AltoroJ uses Apache Derby as its SQL database that is automatically initialized the first time you log into AltoroJ via its web interface. All of the transactions and operations will then be stored in this database from that point on until you delete your repository folder called "altoro" that is located in your OS home folder (e.g. C:\Users[your_username] or /Users/[your_username]) or enable advanced option to re-initialize your database every time your web application server is restarted (see below).
AltoroJ was created in 2008 and has gone through a number of iterations since then. It currently, being used around the world to demonstrate application security vulnerabilities, educate folks on how easy some of these issues are to exploit and how severe the impact may be, and is even a part of academic curricula. Even though AltoroJ is pretty stable, if you do find a bug or create a cool exploit for one of its vulnerabilities - please let us know!!!
Binaries and hosted versions
If you'd like to try AltoroJ but want to skip all of the cool software development stuff, use publicly hosted version, available at http://altoromutual.com:8080/ . You will not be able to enable any of the advanced options and this site may not always be available, but it's the easiest way to get started
AltoroJ has been developed using Eclipse and designed to run on Tomcat 7, but since it's a relatively simple J2EE app, it should be pretty easy to port it to a different J2EE IDE or another J2EE web application server. Here are out-of-the-box requirements:
- Eclipse 4.6 or newer recommended (requires Java 8)
- Tomcat 7.x
- Gradle 3.0 to build from command line
- Gradle's Buildship Eclipse plug-in to automatically download required 3rd party libraries and run AltoroJ inside Eclipse -- Easiest way to install Buildship is from Eclipse Marketplace (inside Eclipse, go to Help -> Eclipse Marketplace)
Main usernames and passwords for AltoroJ are as follows:
AltoroJ’s original design goals were to create an application that is easy to deploy, very stable and less dangerous (as far as vulnerable web apps go). However, these goals meant that certain attacks couldn’t be a part of it. Because of this, there are advanced user-configurable properties that can enable AltoroJ behaviors which are disabled by default.These enable extra functionality, new cool attacks and demos as well as optional behaviors.

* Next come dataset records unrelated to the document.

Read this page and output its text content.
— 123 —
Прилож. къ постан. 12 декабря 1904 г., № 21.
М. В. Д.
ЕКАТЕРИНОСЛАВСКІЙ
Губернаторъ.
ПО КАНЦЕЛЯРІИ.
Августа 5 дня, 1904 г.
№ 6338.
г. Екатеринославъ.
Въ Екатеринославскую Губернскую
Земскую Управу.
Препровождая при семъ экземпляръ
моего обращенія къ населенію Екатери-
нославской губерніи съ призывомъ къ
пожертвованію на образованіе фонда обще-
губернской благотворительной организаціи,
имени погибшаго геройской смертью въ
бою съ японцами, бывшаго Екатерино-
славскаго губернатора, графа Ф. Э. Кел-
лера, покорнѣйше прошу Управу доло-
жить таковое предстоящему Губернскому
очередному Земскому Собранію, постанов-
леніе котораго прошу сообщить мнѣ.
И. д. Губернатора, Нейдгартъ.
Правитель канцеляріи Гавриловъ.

Please see WEB-INF/app.properties file for more information on each property
AltoroJ has a fairly extensive REST API, which is documented using Swagger. You can find out more about and interact with the provided REST services by clicking on the REST API link in the footer of almost every AltoroJ page.
Problem: AltoroJ runs, but an error “Failed to create database 'altoro‘” comes up when you try to log in
Cause: AltoroJ database does not get created. This is usually caused by folder permission issues on a locked-down system
Solution: To make sure this isn’t a fluke, try to log in again using jsmith/demo1234. AltoroJ uses Java’s user.home property as a base directory for its database so this shouldn’t happen. However, if it does. Take a look at your Eclipse Console, or if running directly on Tomcat, open "catalina.out" file from Tomcat’s logs folder in a text editor and look for “user.home=“. This is the folder that AltoroJ is trying to create another folder in and needs write access. You can then: Give the user Tomcat runs under read/write/create access to this folder (recommended) OR modify Tomcat’s startup to include –Duser.home=“<new_path>” in Java arguments to change DB location
Problem: AltoroJ does not run on Tomcat due to compilation errors
Cause: If you have compilation errors in Eclipse, Java build path is likely to blame
Solution: Run AltoroJ's Gradle build in order to download required third party libraries and build AltoroJ
All files found in this project are licensed under the Apache License 2.0.